Mediziner sollen Patienten absichtlich kränker gemacht haben, damit sie schneller ein Herz bekommen. Hatten andere deswegen Nachteile?
Im Herztransplantationszentrum der Uniklinik Heidelberg haben Ärzte die Warteliste für Patienten manipuliert. Das teilte die Klinik am Freitag mit. Ärzte hätten Schwerkranken bewusst wichtige Medikamente nicht wie vorgeschrieben verabreicht, die ihren Herzmuskel stärken sollten. Dadurch sollten die Betroffenen schneller an ein Spenderorgan kommen, sagte der Leitende Ärztliche Direktor, Guido Adler. “Es ist gegen die Regeln verstoßen worden.”
Die Staatsanwaltschaft ermittelt wegen des Verdachts der versuchten gefährlichen Körperverletzung. Die Klinik hatte im August selbst Anzeige gegen Unbekannt erstattet. Die bei der Bundesärztekammer angesiedelte Prüfungs- und Überwachungskommission hatte zuvor Unregelmäßigkeiten bei der Medikamentengabe und der Dokumentation festgestellt.
Es gehe um 33 Fälle in den Jahren 2010 und 2011, sagte Adler. “Wir müssen davon ausgehen, dass Ärzte das verordnet haben.” Er gehe nicht davon aus, dass die Patienten davon wussten. Ob andere Schwerkranke deshalb später als berechtigt an ein Spenderherz kamen, sei unklar. “Es ist extrem schwer nachweisbar, dass irgendein anderer Patient dadurch einen Schaden erlitten hat”, sagte Adler.

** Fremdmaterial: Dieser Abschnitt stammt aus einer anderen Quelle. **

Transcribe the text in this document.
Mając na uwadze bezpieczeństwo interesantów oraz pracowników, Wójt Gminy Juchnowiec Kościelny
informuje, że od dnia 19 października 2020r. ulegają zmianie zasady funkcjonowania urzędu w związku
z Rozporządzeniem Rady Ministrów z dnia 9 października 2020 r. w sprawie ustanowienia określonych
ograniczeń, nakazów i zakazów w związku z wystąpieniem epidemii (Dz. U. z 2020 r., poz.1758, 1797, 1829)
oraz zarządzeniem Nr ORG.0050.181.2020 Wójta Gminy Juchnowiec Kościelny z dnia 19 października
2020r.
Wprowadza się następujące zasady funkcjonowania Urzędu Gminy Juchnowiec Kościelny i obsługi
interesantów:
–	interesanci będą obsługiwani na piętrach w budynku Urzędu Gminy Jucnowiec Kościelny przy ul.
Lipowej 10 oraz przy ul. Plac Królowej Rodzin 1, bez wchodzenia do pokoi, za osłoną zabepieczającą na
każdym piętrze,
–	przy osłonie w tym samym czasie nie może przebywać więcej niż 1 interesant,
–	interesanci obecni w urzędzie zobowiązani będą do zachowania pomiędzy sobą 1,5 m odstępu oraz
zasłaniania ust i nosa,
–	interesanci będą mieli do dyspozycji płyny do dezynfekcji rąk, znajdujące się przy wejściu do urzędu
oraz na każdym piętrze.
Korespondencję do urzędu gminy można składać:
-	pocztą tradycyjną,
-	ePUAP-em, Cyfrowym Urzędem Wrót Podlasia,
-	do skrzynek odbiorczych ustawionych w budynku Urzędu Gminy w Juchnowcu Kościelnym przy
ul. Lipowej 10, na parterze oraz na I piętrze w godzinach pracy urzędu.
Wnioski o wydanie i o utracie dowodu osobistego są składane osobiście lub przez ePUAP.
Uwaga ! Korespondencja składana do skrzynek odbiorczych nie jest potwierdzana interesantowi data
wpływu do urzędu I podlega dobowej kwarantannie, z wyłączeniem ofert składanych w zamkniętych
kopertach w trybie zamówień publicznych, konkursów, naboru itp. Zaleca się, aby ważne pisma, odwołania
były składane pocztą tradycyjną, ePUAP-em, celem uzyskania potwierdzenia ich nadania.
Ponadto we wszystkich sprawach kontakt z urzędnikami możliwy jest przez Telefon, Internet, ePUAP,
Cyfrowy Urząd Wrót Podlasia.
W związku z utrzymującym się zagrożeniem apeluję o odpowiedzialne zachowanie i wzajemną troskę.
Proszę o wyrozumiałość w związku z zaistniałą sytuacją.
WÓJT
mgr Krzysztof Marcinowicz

Mehrere Organspende-Skandale hatten in den vergangenen Jahren das Vertrauen in die Transplantationsmedizin erschüttert. Im Mai sprach das Landgericht Göttingen einen Mediziner vom Vorwurf des versuchten Totschlags frei, der wegen Manipulationen von medizinischen Daten an der Göttinger Uniklinik angeklagt war. Der Mann habe zwar gegen moralische Wertvorstellungen verstoßen, seine Handlungen seien aber nicht strafbar gewesen, begründete die Kammer damals die Entscheidung.
Seit 1989 wurden in Heidelberg nach Angaben der Uniklinik mehr als 500 Spenderherzen verpflanzt. 2014 seien es 18 gewesen. Das Herztransplantationszentrum gehört zu den größten in Deutschland.